Cataloger: “We have a new clock. We need you to write the copy.”
Copywriter: “When can I see a sample?”
Cataloger: “You can’t. It’s not built yet.”
Copywriter: “How about a color photo?”
Cataloger: “I don’t have one.”
Copywriter: “Do you have a manufacturer’s sheet?”
Copywriter: “Can you at least describe the product to me?”
Cataloger: “I haven’t actually seen it. All I have is a sketch. It’s on your fax machine now.”
Copywriter: “I’m looking at your fax now. All I see is a large black blob above, and a smaller white blob below.”
Cataloger: “Have the copy here tomorrow.”
A weak copywriter can’t produce good copy no matter how much information he or she has. But a good copywriter can produce a reasonably effective string of words from almost no information. Indeed, a strong copywriter working with good information can produce remarkable copy that will substantially boost your sales.

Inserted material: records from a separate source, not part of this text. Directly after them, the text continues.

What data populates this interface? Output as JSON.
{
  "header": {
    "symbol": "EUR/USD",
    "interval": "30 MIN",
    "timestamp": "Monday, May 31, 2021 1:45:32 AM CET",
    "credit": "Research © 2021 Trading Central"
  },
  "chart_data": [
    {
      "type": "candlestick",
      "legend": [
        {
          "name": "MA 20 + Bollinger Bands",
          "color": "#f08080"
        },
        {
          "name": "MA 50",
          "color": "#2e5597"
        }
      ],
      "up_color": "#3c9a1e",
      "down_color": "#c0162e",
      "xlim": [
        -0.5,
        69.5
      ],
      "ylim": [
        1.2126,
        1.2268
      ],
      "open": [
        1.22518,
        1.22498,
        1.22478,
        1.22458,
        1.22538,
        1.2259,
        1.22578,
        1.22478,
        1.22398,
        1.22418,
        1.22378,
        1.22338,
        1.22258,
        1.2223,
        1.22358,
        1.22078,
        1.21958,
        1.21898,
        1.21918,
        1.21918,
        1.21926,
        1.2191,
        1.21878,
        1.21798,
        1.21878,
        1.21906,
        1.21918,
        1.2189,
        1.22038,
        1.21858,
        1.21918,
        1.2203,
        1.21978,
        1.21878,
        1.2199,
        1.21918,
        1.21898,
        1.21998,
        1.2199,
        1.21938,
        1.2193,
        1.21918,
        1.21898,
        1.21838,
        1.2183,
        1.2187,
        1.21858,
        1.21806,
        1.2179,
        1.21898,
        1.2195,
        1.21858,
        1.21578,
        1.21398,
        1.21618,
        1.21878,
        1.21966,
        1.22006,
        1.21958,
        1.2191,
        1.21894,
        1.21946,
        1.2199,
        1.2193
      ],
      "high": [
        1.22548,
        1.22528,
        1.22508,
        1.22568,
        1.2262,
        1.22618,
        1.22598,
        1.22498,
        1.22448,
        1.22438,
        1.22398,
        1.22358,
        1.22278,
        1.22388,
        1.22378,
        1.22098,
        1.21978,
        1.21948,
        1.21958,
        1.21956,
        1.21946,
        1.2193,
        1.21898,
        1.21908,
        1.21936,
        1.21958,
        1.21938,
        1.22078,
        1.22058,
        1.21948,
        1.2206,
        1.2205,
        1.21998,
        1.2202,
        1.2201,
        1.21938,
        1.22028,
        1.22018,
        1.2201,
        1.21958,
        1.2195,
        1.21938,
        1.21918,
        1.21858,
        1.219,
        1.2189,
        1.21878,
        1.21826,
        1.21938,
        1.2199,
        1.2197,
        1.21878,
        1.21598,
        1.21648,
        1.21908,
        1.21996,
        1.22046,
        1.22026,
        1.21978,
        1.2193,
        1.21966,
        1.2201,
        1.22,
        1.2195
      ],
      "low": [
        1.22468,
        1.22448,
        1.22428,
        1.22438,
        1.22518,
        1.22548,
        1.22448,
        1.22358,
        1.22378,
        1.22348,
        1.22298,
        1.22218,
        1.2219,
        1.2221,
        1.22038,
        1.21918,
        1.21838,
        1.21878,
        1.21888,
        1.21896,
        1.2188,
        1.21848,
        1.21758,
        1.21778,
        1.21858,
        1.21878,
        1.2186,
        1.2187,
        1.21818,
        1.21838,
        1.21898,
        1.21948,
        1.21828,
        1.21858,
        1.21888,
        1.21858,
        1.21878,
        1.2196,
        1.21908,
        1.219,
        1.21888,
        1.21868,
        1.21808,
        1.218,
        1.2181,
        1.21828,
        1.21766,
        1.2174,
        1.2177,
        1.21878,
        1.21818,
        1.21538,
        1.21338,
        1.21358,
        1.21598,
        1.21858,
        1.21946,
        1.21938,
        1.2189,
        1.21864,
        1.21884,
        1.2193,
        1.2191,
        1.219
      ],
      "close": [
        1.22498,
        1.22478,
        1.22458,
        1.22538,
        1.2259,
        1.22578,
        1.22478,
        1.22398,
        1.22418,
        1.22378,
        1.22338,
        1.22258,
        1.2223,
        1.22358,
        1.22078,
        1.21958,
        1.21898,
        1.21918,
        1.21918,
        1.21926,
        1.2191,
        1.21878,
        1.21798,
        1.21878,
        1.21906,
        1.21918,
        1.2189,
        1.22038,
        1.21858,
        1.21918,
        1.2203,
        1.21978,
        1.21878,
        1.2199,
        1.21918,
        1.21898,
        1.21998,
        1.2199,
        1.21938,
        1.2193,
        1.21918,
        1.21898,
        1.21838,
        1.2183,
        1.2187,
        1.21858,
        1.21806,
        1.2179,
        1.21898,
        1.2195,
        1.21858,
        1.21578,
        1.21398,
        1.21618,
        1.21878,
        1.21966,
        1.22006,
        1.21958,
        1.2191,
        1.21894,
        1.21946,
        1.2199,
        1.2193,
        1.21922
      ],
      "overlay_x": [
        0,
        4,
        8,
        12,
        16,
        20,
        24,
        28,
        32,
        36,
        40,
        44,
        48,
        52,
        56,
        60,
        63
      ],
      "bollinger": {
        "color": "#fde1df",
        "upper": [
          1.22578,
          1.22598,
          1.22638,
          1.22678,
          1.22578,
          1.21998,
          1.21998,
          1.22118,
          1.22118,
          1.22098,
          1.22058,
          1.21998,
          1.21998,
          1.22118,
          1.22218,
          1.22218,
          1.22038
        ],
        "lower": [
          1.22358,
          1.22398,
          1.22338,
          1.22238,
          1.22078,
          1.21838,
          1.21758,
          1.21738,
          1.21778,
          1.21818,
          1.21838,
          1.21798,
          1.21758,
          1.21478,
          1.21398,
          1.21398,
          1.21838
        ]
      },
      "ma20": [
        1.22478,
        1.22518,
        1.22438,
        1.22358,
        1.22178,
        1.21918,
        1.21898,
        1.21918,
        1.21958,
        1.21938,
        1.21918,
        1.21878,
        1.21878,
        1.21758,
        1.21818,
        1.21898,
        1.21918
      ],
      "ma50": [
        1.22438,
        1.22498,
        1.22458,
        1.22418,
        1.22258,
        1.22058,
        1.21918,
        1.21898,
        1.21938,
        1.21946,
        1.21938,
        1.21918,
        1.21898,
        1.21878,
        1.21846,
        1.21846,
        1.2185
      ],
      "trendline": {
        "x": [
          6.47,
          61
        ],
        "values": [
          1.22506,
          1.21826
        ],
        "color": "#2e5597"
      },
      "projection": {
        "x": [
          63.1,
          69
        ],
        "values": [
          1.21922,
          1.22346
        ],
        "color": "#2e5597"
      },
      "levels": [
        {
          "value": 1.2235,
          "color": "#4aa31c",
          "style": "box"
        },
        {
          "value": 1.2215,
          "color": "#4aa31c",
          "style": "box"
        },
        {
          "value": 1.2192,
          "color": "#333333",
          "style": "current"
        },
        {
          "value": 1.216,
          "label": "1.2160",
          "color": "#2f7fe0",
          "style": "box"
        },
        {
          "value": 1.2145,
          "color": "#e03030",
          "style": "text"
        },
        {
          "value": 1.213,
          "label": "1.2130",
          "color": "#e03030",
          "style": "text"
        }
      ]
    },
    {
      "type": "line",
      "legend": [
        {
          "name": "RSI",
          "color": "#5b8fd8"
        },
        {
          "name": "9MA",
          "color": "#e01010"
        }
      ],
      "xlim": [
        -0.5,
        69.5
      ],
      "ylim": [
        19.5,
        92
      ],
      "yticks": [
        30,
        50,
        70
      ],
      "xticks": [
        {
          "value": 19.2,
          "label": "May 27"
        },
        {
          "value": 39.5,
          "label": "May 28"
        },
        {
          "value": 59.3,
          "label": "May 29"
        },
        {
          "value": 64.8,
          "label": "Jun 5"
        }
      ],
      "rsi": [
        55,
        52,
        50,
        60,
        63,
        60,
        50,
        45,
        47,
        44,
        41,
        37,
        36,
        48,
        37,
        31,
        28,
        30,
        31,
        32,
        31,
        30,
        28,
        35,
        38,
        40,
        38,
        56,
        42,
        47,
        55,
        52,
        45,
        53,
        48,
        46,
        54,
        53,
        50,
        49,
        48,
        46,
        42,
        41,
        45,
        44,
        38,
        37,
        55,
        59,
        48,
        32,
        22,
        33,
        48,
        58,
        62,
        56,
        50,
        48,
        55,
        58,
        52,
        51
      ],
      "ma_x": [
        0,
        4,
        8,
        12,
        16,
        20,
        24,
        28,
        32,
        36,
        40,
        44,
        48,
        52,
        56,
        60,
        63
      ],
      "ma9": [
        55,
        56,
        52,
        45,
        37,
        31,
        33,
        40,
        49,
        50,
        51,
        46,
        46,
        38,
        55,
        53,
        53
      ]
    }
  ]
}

To achieve that result, consider giving your copywriter the following:
*a product information sheet for each product, filled in by you with basic information (e.g., price, SKU, dimensions, country of origin), plus key feature and benefit data about each product;
*any available manufacturer’s sheets; and
*a product sample; if that’s impossible or impractical, a good photo or several photos if you need to show various features of the product.
It’s important that the copywriter has access to an actual sample of the product. Your customers can’t actually touch, taste or smell the product from just looking at the photos. But a good copywriter can embed the sensory impressions directly into the copy in a way that makes readers want to buy.